Ragionando in grande sintesi, possiamo partire dalla politica economica, per evidenziare come essa si colloca nel solco classico del neoliberismo e del primato del mercato.

Lo si può leggere chiaramente nella recente legge di bilancio che si muove secondo direttrici che provano a sostenere la competitività delle imprese (sia pure con risultati scarsi, visto che la stessa Confindustria da ultimo sottolinea che la crescita si sta fermando), comprimere la spesa sociale, a partire dalla sanità e dalle pensioni, privatizzare reti e aziende “pubbliche” importanti, ignorare la necessità della conversione ecologica, limitare la corsa del debito pubblico.

Conferma di ciò arriva dal pronunciamento delle agenzie di rating, nei giorni scorsi Moody’s, che, con grande sollievo del governo, non peggiora il giudizio precedente, anzi, migliora quello sulle previsioni future, passandolo da negativo a stabile. Interessante è la motivazione espressa, e cioè che il governo è impegnato a mantenere avanzi primari (appunto tagliando la spesa corrente) e che i costi della previdenza tracciano una linea discendente da qui al 2040.
Un’altra motivazione, anche se non esplicitata, è che i grandi santuari del capitalismo mondiale, di cui anche Moody’s fa parte, sembrano scommettere sulla tenuta dei governi di destra.

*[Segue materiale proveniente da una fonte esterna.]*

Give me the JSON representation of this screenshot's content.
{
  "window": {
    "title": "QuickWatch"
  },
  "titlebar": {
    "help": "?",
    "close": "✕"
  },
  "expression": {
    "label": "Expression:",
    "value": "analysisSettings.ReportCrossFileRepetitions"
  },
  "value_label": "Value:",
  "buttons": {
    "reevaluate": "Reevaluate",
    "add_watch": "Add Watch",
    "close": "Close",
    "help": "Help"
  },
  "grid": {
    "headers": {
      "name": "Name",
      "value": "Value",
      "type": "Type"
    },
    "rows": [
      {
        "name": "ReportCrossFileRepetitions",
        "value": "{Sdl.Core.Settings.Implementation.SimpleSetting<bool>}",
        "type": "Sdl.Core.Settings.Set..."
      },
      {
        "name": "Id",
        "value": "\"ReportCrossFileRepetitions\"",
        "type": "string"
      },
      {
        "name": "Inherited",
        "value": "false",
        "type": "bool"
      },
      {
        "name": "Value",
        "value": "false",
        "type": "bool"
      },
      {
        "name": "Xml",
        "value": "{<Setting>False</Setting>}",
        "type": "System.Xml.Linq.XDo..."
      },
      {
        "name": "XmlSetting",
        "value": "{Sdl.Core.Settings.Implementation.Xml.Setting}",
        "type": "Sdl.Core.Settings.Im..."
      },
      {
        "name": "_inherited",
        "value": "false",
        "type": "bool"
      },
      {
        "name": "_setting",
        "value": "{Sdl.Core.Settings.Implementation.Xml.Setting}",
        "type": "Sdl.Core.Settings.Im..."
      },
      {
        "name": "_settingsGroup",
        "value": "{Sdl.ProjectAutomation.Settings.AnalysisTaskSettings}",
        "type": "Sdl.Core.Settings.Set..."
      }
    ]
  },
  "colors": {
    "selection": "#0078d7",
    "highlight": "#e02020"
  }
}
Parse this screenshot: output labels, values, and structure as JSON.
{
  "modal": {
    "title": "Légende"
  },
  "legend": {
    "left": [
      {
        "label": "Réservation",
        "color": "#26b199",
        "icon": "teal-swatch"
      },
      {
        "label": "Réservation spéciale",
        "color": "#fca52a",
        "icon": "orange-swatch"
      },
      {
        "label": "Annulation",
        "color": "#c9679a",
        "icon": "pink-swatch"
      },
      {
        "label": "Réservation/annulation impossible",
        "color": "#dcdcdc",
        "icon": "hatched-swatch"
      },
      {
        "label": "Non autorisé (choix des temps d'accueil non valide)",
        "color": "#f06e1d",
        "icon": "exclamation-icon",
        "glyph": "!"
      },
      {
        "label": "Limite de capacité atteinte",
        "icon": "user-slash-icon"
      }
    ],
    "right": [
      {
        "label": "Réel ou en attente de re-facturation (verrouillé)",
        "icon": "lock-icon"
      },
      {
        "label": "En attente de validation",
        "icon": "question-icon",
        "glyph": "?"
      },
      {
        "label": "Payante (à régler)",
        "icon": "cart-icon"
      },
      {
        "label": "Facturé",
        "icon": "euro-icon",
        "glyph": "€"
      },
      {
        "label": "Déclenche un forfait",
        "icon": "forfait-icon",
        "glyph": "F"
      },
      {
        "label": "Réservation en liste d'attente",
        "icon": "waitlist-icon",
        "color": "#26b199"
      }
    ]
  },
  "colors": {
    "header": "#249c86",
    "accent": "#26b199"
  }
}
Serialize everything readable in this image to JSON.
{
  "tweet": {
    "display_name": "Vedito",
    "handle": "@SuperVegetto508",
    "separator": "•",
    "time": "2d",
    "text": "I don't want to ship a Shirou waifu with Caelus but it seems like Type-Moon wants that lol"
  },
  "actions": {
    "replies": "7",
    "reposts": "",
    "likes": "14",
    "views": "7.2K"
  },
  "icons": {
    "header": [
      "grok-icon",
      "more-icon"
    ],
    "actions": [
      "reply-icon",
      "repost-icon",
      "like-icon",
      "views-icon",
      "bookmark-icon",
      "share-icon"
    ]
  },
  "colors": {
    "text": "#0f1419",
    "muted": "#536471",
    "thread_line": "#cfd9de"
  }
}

E, naturalmente a sostenerla, proseguendo la linea espressa dalla grande banca statunitense JP Morgan già dieci anni fa, quando proclamava che gli Stati del Sud dell’Europa dovevano liberarsi da Costituzioni troppo influenzate da uno spirito antifascista.

Per quanto riguarda la politica estera, siamo pienamente all’interno di un’impostazione filoatlantica, la cui agenda continua ad essere decisa dagli USA e che, oggi, purtroppo, con le vicende dell’Ucraina e del Medio Oriente, ha assunto una curvatura decisamente bellicista, cui il governo Meloni contribuisce attivamente.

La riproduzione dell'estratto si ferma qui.